L'infinita tipologia delle panchine non finisce mai di sorpendermi.
E' stupefacente vedere le variazioni con cui si presenta questo oggetto del nostro panorama percettivo.
Sono incredibili le possibilità combinatorie di materiali, di tecnica costruttiva, di foggia, di contesto e di luogo: e ogni volta il risultato è diverso e originale.
Se poi ci si aggiunge l'effetto del nostro sguardo introspettivo e delle nostre proiezioni, allora il gioco è fatto: la panchina diventa un oggetto universale che, dal particolare vertice di osservazione che ci regala (e se la possiamo guardare dall'esterno, nello stesso tempo ogni singola panchina può divenire un nostro punto di osservazione, se la utilizziamo per la sua naturale funzione, cioè per sedervisi oppure per sdraiarsi su di essa, o per conversare, o semplicemente stare in quiete mentre gli altri attorno a noi si affannano e vanno veloci), consente di raccontare a noi stessi una storia del mondo, continuamente in bilico tra realtà esterna e mondo interno.
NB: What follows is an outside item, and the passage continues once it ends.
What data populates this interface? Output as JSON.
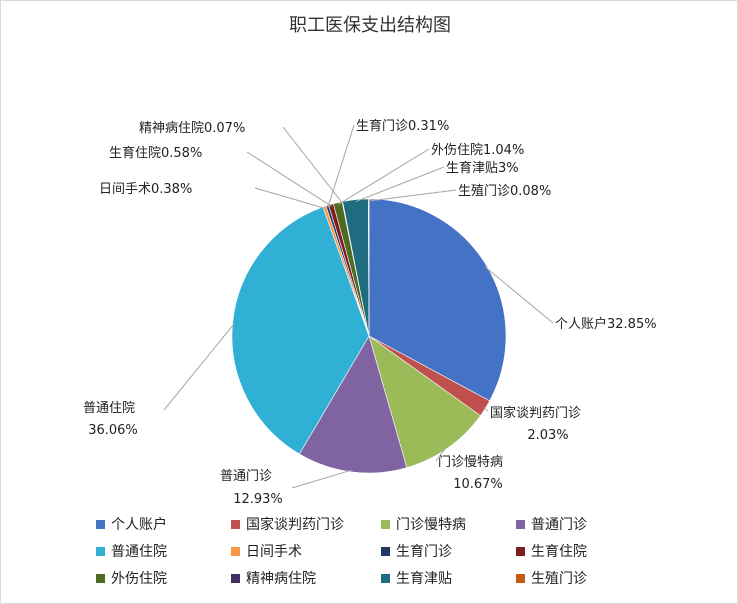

Si potrebbe dire pertanto che il mondo può stare tutto in una panchina, oppure - viceversa - che potrebbero bastare le panchine, nelle loro infinite variazioni - a rappresentare il mondo.
Certo è che, da quando lessi il libricino di Sebaste e da quando è nato il gruppo Facebook sulle panchine (Quelli Ke le panchine), che soprattutto negli ultimi tempi ha visto una crescita esponenziale della partecipazione e di contributi visuali, di pensieri, di riflessioni e di link, camminando per le strade non faccio che accorgermi sempre di nuove panchine e non faccio che rimanere meravigliato dalle molteplici possibilità combinatorie con il loro contesto, dalle atmosfere che generano, dai pensieri, dalle sensazioni e dalle emozioni che ogni singola panchina avvistata elicita in me osservatore e potenziale fruitore.
Il mondo diventa una panchina, per alcuna versi.
Ma c'è anche da chiedersi: cosa sarebbe il mondo senza le panchine?
In fondo - a ben guardare - sotto tutti i cieli, qualsiasi sia la lingua parlata da chi vi si siede, le panchine parlano un linguaggio universale che tutti sono in grando di intendere: se ci si siede in una panchina e se questa seduta la si condivide con qualcun altro, credo che ci si possa intendere davvero con poco...
La panchina diventa così l'oggetto-simbolo per una possibile ecumene tra i popoli più diversi.